Success is too often defined as celebrity, money, or power.
A colleague, an adjunct professor at the University of Minnesota, was about to deliver an early morning lecture. He stood in his heavy coat, and pronounced it to be a super frigid day.
The students groaned in agreement.
He then asked: "What are we going to do about it?"
Then, everybody laughed as he removed his coat to reveal a brightly colored Hawaiian shirt.
It takes effort to do something. My colleague went to the trouble of wearing a Hawaiian shirt. His students probably learned more that morning as a result.
I believe in approaching problems, I mean opportunities, positively.

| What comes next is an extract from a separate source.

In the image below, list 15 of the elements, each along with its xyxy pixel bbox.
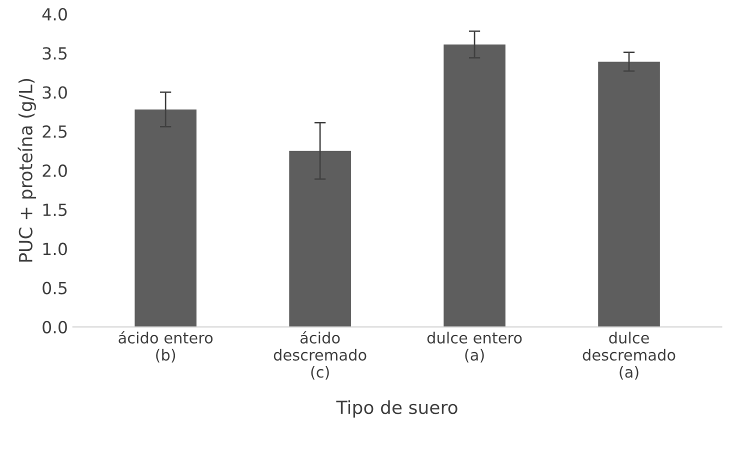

However, the "power of positive thinking" is generally debunked.
That you will become healthy, wealthy, and wise just by thinking positively is a cruel lie.
It's so much easier not to learn science, or to believe something "out there" is responsible for life's circumstances.
I'm an engineer. Engineers chunk the big stuff into manageable chunks. Engineers dream, but then they do something.
For many of the engineers I know, motivational truisms are annoying.
Wake up and dreamI made that one up: dreaming is important, but it is not an end in itself.
Rather than truisms, I have been posting one or more Tweets a day about something I actually did that day. I started this exercise last August and will continue until this coming August.
Finding joy in the little, everyday activities that make each day good. That's how I define success.
Notes: The title of this post is tongue-in cheek. I generally do not click through when I see teaser titles.
I took the Security Notice photograph at one of my client's offices. Behind that door, scientists and engineers are creating stuff that will improve the quality of people's lives.
This post reflects my world view, and my definition of success: there are no absolute definitions.